Sbiru di danari : u nutaru
Le notaire est le gardien des biens et de la mémoire du territoire. Le plus célèbre d’entre eux fut Giovanni della Grossa, auteur d’une chronique considérée comme la première histoire de Corse.
Fiori (trèfle)
Rè di fiori : Sambucucciu
Sambucucciu mena la révolte paysanne de 1357 contre les féodaux. Son nom est devenu légendaire. Il incarne l’esprit de révolte insulaire.
Donna di fiori : Letizia
Letizia Bonaparte, mère de Napoléon Ier, était connue pour son caractère trempé. Elle portait le titre inédit de Madame Mère.
Sbiru di fiori : u pastore
Le berger est la figure emblématique du peuple corse qui vécut de ses troupeaux des millénaires durant.

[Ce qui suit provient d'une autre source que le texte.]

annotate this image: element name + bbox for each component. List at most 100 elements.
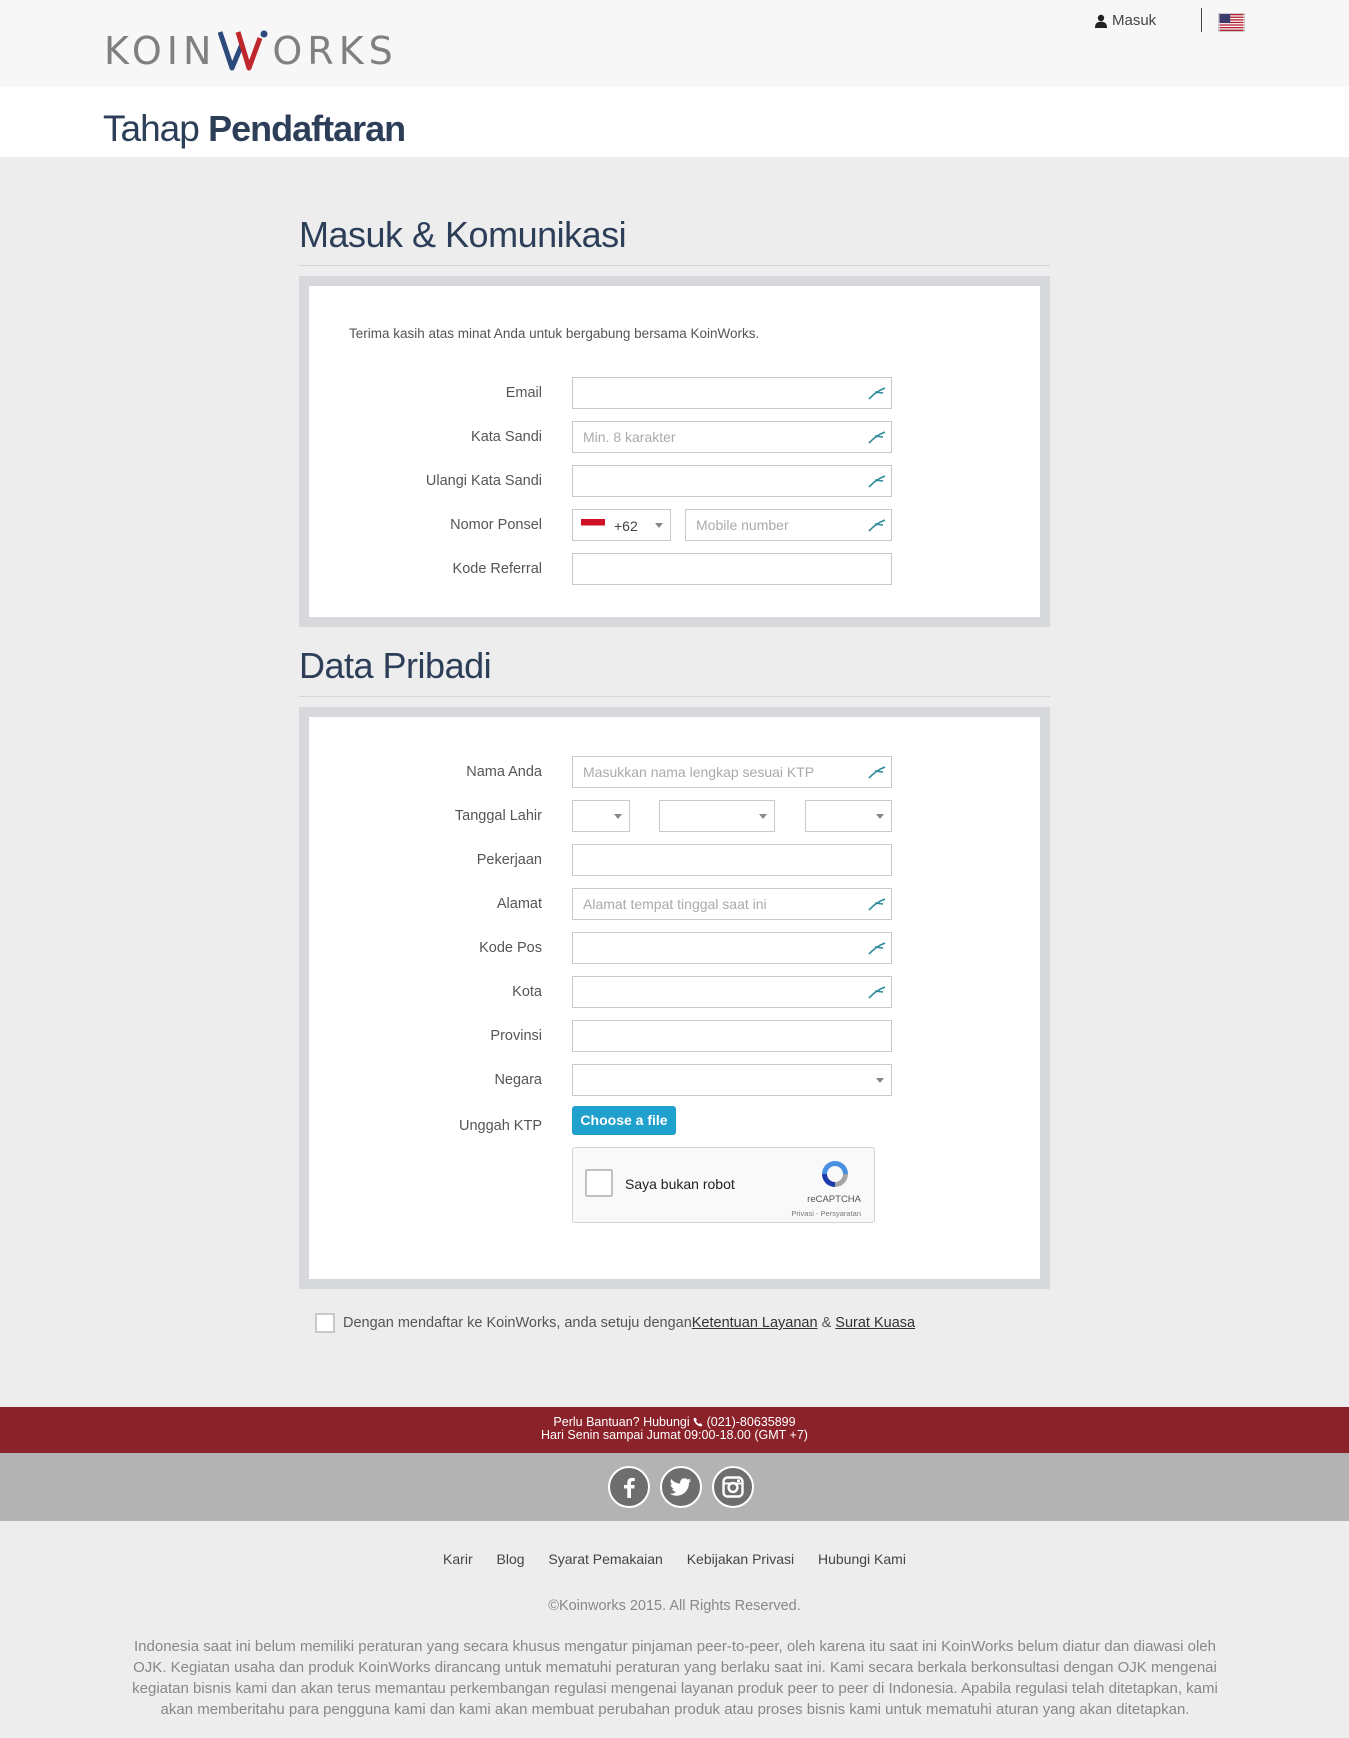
phone-icon [693,1417,703,1427]
login-communication-panel: Terima kasih atas minat Anda untuk berga… [299,276,1050,627]
indonesia-flag-icon [581,519,605,532]
password-row: Kata Sandi [309,421,1040,453]
page-title: Tahap Pendaftaran [103,108,406,149]
help-line-2: Hari Senin sampai Jumat 09:00-18.00 (GMT… [541,1428,808,1442]
footer-link-careers[interactable]: Karir [443,1551,473,1567]
recaptcha-logo-icon [822,1161,848,1187]
phone-row: Nomor Ponsel +62 [309,509,1040,541]
facebook-icon[interactable] [608,1466,650,1508]
chevron-down-icon [876,1078,884,1083]
job-row: Pekerjaan [309,844,1040,876]
referral-code-input[interactable] [572,553,892,585]
email-label: Email [505,385,542,401]
site-header: KOIN ORKS Masuk [0,0,1349,87]
phone-label: Nomor Ponsel [450,517,542,533]
postal-label: Kode Pos [479,940,542,956]
repeat-password-label: Ulangi Kata Sandi [425,473,542,489]
section-login-title: Masuk & Komunikasi [299,214,627,255]
country-label: Negara [494,1072,542,1088]
city-label: Kota [512,984,542,1000]
dob-row: Tanggal Lahir [309,800,1040,832]
recaptcha-brand: reCAPTCHA [807,1194,861,1205]
autofill-pen-icon [868,766,886,779]
recaptcha-label: Saya bukan robot [625,1176,735,1192]
ojk-disclaimer: Indonesia saat ini belum memiliki peratu… [132,1638,1218,1718]
country-code-select[interactable]: +62 [572,509,671,541]
power-of-attorney-link[interactable]: Surat Kuasa [835,1315,915,1331]
chevron-down-icon [759,814,767,819]
postal-code-input[interactable] [572,932,892,964]
city-row: Kota [309,976,1040,1008]
city-input[interactable] [572,976,892,1008]
recaptcha-links[interactable]: Privasi - Persyaratan [791,1209,861,1218]
chevron-down-icon [655,523,663,528]
dob-label: Tanggal Lahir [454,808,542,824]
password-label: Kata Sandi [471,429,542,445]
footer-link-terms[interactable]: Syarat Pemakaian [548,1551,662,1567]
instagram-icon[interactable] [712,1466,754,1508]
province-label: Provinsi [490,1028,542,1044]
logo-text-right: ORKS [272,29,398,73]
help-band: Perlu Bantuan? Hubungi (021)-80635899 Ha… [0,1407,1349,1453]
autofill-pen-icon [868,898,886,911]
footer-link-contact[interactable]: Hubungi Kami [818,1551,906,1567]
terms-agreement: Dengan mendaftar ke KoinWorks, anda setu… [315,1313,915,1333]
user-icon [1095,14,1107,28]
autofill-pen-icon [868,475,886,488]
chevron-down-icon [614,814,622,819]
province-input[interactable] [572,1020,892,1052]
terms-of-service-link[interactable]: Ketentuan Layanan [692,1315,818,1331]
address-label: Alamat [496,896,542,912]
twitter-icon[interactable] [660,1466,702,1508]
full-name-input[interactable] [572,756,892,788]
recaptcha-checkbox[interactable] [585,1169,613,1197]
recaptcha-widget: Saya bukan robot reCAPTCHA Privasi - Per… [572,1147,875,1223]
occupation-input[interactable] [572,844,892,876]
help-phone[interactable]: (021)-80635899 [707,1415,796,1429]
koinworks-logo[interactable]: KOIN ORKS [104,29,398,73]
dob-day-select[interactable] [572,800,630,832]
upload-label: Unggah KTP [458,1118,542,1134]
logo-text-left: KOIN [104,29,217,73]
email-row: Email [309,377,1040,409]
password-input[interactable] [572,421,892,453]
terms-checkbox[interactable] [315,1313,335,1333]
header-divider [1201,8,1202,32]
choose-file-button[interactable]: Choose a file [572,1106,676,1135]
login-link[interactable]: Masuk [1094,12,1156,29]
dob-year-select[interactable] [805,800,892,832]
country-row: Negara [309,1064,1040,1096]
footer-links: Karir Blog Syarat Pemakaian Kebijakan Pr… [0,1551,1349,1567]
email-input[interactable] [572,377,892,409]
personal-data-panel: Nama Anda Tanggal Lahir Pekerjaan Alamat… [299,707,1050,1289]
job-label: Pekerjaan [476,852,542,868]
footer-link-privacy[interactable]: Kebijakan Privasi [687,1551,794,1567]
agreement-text: Dengan mendaftar ke KoinWorks, anda setu… [343,1315,692,1331]
mobile-number-input[interactable] [685,509,892,541]
social-band [0,1453,1349,1521]
province-row: Provinsi [309,1020,1040,1052]
autofill-pen-icon [868,431,886,444]
postal-row: Kode Pos [309,932,1040,964]
upload-row: Unggah KTP Choose a file [309,1106,1040,1142]
autofill-pen-icon [868,986,886,999]
country-select[interactable] [572,1064,892,1096]
login-label: Masuk [1112,12,1157,29]
footer-link-blog[interactable]: Blog [497,1551,525,1567]
address-input[interactable] [572,888,892,920]
us-flag-icon[interactable] [1218,13,1245,32]
section-divider [299,265,1050,266]
section-personal-title: Data Pribadi [299,645,492,686]
dob-month-select[interactable] [659,800,775,832]
logo-w-mark-icon [218,30,268,71]
repeat-password-input[interactable] [572,465,892,497]
autofill-pen-icon [868,387,886,400]
site-footer: Karir Blog Syarat Pemakaian Kebijakan Pr… [0,1521,1349,1738]
agreement-amp: & [817,1315,836,1331]
referral-row: Kode Referral [309,553,1040,585]
address-row: Alamat [309,888,1040,920]
referral-label: Kode Referral [452,561,542,577]
autofill-pen-icon [868,942,886,955]
autofill-pen-icon [868,519,886,532]
name-row: Nama Anda [309,756,1040,788]
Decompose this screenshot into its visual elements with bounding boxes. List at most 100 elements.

Il est « l’inventeur » du délicieux brocciu.
Cori (cœur)
Rè di cori : Pasquale
Pasquale Paoli, u Babbu di a Patria, fonda et dirigea l’État indépendant corse quinze années durant, jusqu’en 1769.
Donna di cori : Faustina
Faustina Gaffori fut l’épouse du général Gaffori qui dirigea les insurgés corses contre les Génois. Sa détermination et son courage lors des sièges de la citadelle de Corti (1746 et 1750) sont restés légendaires.
Sbiru di cori : u guardia
Les Corses constituèrent la Garde des papes jusqu’au XVIIe siècle en raison de leur réputation de courage, de force et de fidélité.
Picche (pique)
Rè di picche : Sampieru
Sampiero Corso, condottiere et mercenaire, tenta de libérer la Corse de la tutelle génoise au xvie siècle.
Donna di picche : Vannina
Vannina d’Ornano, forte personnalité, fut l’épouse malheureuse de Sampiero Corso. Ce dernier l’étrangla de ses propres mains, persuadé d’avoir été trahi au profit des Génois. Elle fut aussi la mère d’Alphonse d’Ornano qui devint maréchal de France d’Henri IV.
Sbiru di picche : u suldatu
Son talent pour l’art de la guerre, sa force et son courage étaient de grande renommée. Nombreuses furent les nations européennes à constituer un corps spécifiquement corse.
Notons qu'en Italie la scopa se joue avec un jeu de 40 cartes (cavaliers en plus). Il existe plein de variantes, mais la plus célèbre est celle popularisée par Luigi Comencini dans "Lo scopone scientifico".
Le jeu du scopone est basé sur celui de la scopa. Dans ce jeu, qui se joue à deux équipes de deux, les équipiers s'installent face à face puis le donneur distribue 9 cartes à chaque joueur, et retourne 4 cartes sur la table. On joue suivant les règles classiques jusqu'à ce que chaque joueur n'ait plus aucune carte en main, puis le décompte des points se fait de la même manière que pour la scopa.
Une variante du scopone est le scopone scientifico. Dans cette variante, le donneur distribue toutes les cartes en début de partie, et n'en retourne aucune sur la table. Chaque joueur commence donc la partie avec 10 cartes en main, et le joueur à droite du donneur engage le jeu en posant une première carte sur la table. Cette variante du jeu peut être jouée en tournoi ou en concours par équipe.
Cette dernière variante est dite scientifique (de l'italien scientifico) car les tactiques y sont plus élaborées. Il existe une incertitude sur les dates des premiers écrits autour du jeu du scopone scientifico, mais l'ensemble de ces écrits formalisent les tactiques à appliquer et concordent autour de deux notions primordiales. Tout d'abord, la mémorisation des cartes déjà jouées et donc la gestion des cartes encore possédées par les 4 joueurs, qui sont les cartes restant à jouer : l'équipe du donneur s'attache à faire en sorte que le nombre de cartes de même valeur faciale reste pair parmi les cartes restant à jouer, alors que l'équipe adverse fait en sorte que leur nombre soit impair (par exemple en capturant plusieurs cartes en une même prise). La seconde notion la plus importante du déroulement d'une partie est la bonne gestion des 7 restants à jouer, selon que chaque joueur fait partie de l'équipe du donneur ou pas, et selon le nombre de 7 en sa possession.